In the spring, McBride had lacrosse to look forward to. At this sport, she would excel. Only one problem: stress fractures.
"I talked to the coaches and they told me that you can't play field hockey, basketball and lacrosse because the sports overlap," McBride says. "But I decided I would. If anyone tells me I can't do something, I'm going to do it."
"The basketball season was horrendous," McBride continues. "I didn't go home for Thanksgiving. I didn't go home for Christmas until Christmas Eve, but I really wanted to play. By the end of the season I'd developed stress fractures in my leg."
"After four days of lacrosse tryouts, [Harvard lacrosse Coach Carole Kleinfelder] told me, 'Get out of here, you can't run,"' McBride says. "It was a real disappointment."
Taking Chances
The next year, hard as it was, McBride decided to give up field hockey and basketball and concentrate only on lacrosse.
"For her, it was a real gamble," Don McBride says. "She was willing to give up field hockey and basketball and take her chances with lacrosse."
After a two-year layoff from lacrosse (McBride's stress fractures kept her on the sidelines her senior year in high school), McBride didn't even know whether she would make the team. But she did well in indoor practice, applying some of her basketball talents--an aggressive inside game and excellent faking ability--to lacrosse.

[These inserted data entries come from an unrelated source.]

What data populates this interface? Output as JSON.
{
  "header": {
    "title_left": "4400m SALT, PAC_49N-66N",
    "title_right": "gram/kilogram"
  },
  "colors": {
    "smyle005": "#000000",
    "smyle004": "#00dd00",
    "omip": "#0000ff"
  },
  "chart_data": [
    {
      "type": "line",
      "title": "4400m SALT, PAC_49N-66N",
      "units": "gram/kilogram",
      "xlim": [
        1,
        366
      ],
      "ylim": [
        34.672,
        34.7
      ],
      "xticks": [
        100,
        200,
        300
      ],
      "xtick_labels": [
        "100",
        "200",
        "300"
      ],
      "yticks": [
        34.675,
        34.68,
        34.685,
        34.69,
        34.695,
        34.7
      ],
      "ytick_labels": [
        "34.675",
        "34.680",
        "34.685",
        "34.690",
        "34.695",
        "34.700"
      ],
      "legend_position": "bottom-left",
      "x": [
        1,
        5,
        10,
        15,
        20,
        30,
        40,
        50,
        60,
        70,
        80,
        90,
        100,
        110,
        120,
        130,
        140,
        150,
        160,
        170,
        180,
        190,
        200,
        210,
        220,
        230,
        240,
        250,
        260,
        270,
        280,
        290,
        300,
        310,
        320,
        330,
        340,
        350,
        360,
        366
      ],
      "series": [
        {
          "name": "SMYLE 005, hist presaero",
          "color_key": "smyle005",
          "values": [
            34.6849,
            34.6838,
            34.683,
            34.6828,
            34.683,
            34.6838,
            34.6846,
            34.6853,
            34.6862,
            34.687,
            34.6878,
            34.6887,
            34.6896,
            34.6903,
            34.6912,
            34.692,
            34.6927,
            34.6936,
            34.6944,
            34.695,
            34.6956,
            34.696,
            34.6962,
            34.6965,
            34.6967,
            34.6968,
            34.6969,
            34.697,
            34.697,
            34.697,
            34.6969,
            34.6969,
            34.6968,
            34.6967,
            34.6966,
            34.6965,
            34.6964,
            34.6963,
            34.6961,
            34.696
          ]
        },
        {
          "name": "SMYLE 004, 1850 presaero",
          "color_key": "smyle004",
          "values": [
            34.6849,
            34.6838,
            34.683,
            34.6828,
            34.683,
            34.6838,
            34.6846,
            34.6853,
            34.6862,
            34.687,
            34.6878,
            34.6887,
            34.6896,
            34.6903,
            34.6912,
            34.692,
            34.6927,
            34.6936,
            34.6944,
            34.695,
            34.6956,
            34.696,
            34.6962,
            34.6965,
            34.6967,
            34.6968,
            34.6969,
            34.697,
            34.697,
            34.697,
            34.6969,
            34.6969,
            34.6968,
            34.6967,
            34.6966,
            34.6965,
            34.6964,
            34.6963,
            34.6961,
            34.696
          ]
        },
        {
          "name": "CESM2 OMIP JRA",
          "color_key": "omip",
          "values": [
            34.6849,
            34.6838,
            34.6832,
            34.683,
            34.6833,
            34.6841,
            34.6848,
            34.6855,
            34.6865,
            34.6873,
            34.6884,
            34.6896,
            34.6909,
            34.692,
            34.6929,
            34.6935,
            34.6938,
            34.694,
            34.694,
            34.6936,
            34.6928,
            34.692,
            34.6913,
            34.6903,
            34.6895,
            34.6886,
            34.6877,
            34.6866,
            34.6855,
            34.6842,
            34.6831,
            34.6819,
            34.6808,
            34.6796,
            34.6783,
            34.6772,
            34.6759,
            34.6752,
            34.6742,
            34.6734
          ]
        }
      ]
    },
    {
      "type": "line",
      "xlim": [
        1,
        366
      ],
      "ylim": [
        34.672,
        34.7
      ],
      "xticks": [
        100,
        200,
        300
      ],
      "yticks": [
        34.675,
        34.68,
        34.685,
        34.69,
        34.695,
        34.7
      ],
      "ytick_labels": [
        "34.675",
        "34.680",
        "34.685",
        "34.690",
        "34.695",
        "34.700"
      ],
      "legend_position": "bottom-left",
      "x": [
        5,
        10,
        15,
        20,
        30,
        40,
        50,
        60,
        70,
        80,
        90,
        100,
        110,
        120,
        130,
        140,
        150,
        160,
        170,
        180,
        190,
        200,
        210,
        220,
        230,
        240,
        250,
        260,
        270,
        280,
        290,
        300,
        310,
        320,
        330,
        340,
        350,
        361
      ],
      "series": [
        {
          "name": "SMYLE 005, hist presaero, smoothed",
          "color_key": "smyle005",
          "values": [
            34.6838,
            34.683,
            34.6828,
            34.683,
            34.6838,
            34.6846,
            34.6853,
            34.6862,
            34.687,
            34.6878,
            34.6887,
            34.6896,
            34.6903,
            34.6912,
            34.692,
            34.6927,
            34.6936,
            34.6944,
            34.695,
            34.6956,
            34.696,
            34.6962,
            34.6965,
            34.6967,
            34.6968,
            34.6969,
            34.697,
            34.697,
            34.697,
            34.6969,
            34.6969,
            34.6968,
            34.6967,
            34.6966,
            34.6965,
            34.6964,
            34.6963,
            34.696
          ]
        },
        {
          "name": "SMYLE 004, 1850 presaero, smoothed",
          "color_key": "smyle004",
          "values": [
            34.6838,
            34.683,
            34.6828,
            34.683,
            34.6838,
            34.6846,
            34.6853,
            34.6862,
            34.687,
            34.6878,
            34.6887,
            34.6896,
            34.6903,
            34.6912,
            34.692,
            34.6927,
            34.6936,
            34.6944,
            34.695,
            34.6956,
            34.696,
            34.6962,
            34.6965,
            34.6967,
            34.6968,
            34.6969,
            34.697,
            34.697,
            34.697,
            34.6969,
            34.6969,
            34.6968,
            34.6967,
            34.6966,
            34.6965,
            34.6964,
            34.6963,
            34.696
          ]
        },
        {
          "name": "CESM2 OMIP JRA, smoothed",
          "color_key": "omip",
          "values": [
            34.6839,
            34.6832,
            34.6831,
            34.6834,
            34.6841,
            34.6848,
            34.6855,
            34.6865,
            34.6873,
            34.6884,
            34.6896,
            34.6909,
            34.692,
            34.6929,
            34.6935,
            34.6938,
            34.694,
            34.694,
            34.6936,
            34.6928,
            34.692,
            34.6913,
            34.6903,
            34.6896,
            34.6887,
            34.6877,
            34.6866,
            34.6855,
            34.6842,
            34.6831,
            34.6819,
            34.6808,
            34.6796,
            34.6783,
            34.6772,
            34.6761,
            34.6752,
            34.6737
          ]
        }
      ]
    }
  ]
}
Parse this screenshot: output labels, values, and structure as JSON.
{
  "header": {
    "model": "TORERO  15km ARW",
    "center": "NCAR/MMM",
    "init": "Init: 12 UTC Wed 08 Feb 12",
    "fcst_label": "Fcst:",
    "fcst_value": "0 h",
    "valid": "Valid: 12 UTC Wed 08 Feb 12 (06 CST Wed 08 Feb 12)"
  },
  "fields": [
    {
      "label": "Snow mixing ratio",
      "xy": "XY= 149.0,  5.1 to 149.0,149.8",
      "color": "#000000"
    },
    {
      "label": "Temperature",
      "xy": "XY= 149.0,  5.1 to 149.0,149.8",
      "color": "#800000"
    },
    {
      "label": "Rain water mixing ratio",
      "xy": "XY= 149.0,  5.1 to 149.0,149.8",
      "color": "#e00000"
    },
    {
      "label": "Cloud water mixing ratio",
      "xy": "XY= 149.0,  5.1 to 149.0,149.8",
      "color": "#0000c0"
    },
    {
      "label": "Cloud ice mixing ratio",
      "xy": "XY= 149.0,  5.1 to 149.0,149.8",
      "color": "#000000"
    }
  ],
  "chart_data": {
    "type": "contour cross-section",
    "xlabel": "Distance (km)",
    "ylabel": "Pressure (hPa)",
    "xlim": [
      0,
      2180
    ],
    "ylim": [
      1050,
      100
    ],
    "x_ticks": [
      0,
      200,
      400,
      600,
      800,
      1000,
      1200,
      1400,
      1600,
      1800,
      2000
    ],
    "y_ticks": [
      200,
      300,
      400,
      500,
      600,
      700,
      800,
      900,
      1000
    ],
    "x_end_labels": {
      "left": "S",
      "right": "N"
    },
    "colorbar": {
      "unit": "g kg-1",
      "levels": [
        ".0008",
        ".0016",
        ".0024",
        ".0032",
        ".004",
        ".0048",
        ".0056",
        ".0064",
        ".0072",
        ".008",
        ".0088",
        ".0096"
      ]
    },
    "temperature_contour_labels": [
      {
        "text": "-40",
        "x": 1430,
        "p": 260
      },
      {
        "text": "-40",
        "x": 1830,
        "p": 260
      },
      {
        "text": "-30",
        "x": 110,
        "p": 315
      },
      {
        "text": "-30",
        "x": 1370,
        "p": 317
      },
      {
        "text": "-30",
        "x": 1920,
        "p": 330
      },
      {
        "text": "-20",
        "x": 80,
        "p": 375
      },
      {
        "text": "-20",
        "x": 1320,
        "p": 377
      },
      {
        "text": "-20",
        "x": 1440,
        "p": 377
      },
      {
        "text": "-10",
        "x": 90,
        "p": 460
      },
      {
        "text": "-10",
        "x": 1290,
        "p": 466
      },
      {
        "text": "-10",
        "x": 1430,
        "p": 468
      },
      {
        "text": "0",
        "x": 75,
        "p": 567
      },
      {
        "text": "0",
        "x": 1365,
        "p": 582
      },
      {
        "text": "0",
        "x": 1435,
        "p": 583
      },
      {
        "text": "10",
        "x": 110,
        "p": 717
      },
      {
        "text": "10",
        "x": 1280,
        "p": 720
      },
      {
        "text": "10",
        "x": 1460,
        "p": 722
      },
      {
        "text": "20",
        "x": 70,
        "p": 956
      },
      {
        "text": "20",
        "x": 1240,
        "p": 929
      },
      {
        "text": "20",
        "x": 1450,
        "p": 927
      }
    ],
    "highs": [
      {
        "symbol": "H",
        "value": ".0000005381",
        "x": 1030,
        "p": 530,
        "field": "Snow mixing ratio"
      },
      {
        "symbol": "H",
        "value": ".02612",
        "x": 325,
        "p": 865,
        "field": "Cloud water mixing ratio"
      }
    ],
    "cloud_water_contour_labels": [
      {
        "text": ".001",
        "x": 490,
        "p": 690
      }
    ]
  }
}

When the weather turned nice, the team moved outside.
"I made the team, and then we went outside," McBride says. "All Carole did was yell at me--I couldn't cut worth beans. I'd never had to cut in high school."
Leelee Groome, an attack on the Crimson and McBride's teammate at Agnes-Irwin, could sympathize with McBride's plight. She, too, had had to learn a new system and develop a broader and more refined approach to lacrosse.
But like McBride, Groome could never quite free herself from her high school lacrosse habits. And one of those habits was to look for McBride.
"In high school, it was pretty much Kelly and I on the attack," Groome says. "We could do anything we wanted. When you get into a new situation, it's tough to rely on people you haven't played with. I knew what kind of moves Kelly made, so I looked for those."
"When we got here, everyone thought we passed to each other too much," McBride says. "We still get grief about it."
This year, not just Groome but everyone looks for McBride. She leads the team in goals scored with 30 and has nine assists--just a reminder that she can pass, too.
"She's not physical and she isn't very fast," Don McBride says. "It's all finesse and skill. She uses both hands well and she gets a lot of mileage out of this."
McBride would like to end her career by helping her team win the Ivy League championship. With victories over Yale and Dartmouth in the upcoming week, the Crimson would wrap up its sixth league crown in nine years.
When the season and her senior year end, McBride will begin work at Paine-Webber in New York.
"She's a leader," Groome says. "She commands respect. She keeps a low profile but she's very personable. She puts a lot of pressure on herself and deals with it well."
"And when she graduates," Groome adds, "she going to make thousands and thousands of dollars."
McBride, a Winthrop House resident, has just been pleased with the chance to play lacrosse for a good team and with good people. Being captain is a bonus. So are all the goals she has scored and all the awards she has won.
"I don't know if I deserve it all," McBride says, "but it's nice."